The Recon Jet is one of the head-mounted computing platforms that continues to find success in the corporate market, even though Google Glass got a lot of media attention for its failure to find an initial market. We’ve covered the Jet in the past, but it is one of several devices that combines computing power and a head-mounted display in a smart-glasses package.
This week at Mobile Word Congress in Barcelona, Spain, the company has announced a partnership with APX Labs to create an enterprise-level system for technology workers. Using the APX Skylight software platform, technicians can access real time measurements of devices in the field, reference documents and videos, and even collaborate with colleagues in other locations. The hands-free format makes it easier for them to take the information the need wherever they go, and consult it as needed without having to put down their tools.

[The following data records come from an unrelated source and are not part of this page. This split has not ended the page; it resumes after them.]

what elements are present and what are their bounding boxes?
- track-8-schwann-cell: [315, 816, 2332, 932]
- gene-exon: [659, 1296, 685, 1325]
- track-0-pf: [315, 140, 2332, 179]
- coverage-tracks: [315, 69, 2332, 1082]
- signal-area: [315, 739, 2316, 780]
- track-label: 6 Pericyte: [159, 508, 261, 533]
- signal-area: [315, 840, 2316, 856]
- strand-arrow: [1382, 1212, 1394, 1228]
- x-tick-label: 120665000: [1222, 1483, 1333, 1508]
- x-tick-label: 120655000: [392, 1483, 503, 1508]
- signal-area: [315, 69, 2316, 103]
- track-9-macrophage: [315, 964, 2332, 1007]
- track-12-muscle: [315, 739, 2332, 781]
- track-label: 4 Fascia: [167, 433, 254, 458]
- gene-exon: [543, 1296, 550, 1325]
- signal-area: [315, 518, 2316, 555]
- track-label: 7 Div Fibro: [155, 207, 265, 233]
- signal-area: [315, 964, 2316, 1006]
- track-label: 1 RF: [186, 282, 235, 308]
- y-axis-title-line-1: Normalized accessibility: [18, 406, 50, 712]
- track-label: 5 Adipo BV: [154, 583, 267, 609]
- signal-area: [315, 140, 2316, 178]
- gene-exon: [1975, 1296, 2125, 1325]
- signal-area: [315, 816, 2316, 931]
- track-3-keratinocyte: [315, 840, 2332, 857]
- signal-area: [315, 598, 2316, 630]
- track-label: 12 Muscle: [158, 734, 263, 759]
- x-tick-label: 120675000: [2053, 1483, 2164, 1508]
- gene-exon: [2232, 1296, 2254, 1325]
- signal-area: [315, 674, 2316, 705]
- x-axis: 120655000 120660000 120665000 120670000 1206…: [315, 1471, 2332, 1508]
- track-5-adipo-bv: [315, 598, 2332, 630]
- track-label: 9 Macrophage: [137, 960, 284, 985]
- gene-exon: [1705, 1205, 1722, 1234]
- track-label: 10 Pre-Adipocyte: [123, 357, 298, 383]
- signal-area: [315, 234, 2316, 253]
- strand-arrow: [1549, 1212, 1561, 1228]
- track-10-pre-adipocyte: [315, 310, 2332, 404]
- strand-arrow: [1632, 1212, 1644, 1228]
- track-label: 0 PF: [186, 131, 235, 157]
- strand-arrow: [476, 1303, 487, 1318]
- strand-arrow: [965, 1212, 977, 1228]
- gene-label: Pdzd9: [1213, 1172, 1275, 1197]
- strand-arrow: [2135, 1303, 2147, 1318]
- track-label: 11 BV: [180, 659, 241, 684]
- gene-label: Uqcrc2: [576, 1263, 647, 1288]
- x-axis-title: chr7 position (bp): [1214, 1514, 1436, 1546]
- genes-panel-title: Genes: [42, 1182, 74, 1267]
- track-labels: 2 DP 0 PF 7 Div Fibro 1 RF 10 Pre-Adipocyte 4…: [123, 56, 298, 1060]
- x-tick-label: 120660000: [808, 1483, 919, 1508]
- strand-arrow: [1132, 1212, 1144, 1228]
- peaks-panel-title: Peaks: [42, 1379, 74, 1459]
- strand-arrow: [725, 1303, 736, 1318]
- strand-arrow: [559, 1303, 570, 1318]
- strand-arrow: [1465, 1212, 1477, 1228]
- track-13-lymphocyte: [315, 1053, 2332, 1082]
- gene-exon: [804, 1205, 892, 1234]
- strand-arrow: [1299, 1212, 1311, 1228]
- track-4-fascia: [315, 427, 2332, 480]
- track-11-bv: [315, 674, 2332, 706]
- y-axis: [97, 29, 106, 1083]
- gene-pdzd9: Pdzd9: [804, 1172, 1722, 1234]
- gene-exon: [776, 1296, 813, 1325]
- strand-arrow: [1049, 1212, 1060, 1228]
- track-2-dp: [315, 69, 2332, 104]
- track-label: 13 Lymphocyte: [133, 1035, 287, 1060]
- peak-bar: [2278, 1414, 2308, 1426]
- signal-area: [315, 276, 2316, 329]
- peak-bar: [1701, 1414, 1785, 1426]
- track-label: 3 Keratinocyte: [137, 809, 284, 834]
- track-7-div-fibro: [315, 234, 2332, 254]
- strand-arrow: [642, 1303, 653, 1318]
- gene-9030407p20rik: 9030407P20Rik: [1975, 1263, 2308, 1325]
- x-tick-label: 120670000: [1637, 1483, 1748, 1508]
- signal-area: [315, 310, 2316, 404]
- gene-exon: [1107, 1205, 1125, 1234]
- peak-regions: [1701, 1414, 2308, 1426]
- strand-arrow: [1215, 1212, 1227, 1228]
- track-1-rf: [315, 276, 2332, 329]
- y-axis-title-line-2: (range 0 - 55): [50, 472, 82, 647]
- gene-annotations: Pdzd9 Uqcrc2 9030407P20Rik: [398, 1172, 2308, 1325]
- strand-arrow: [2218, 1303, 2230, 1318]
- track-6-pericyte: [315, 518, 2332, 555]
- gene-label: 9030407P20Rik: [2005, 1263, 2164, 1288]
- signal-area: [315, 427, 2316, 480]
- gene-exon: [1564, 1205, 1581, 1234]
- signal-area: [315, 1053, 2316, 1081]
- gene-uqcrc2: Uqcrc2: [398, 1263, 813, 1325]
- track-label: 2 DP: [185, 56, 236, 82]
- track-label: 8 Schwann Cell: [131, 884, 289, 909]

These corporate applications can save a lot of time and money for businesses. It means that the most-experienced experts can remain in a central location, and support the work of many more technicians in the field, making more efficient use of the time for all personnel involved. Platforms like the Recon Jet have broad applications in healthcare, and it’s only a matter of time before we see them applied there as well. For example, imagine a nurse on duty in an Intensive Care Unit. If a patient has a critical problem, the glasses could inform the nearest workers which room to go to, and display the patient’s vitals, history, and other essential information without them having to look to some screen or other paper record. This could reduce response time and lead to better outcomes at lower cost. As the industrial applications build the demand, it will help lower the per-unit production costs of the devices, making them more affordable for more settings.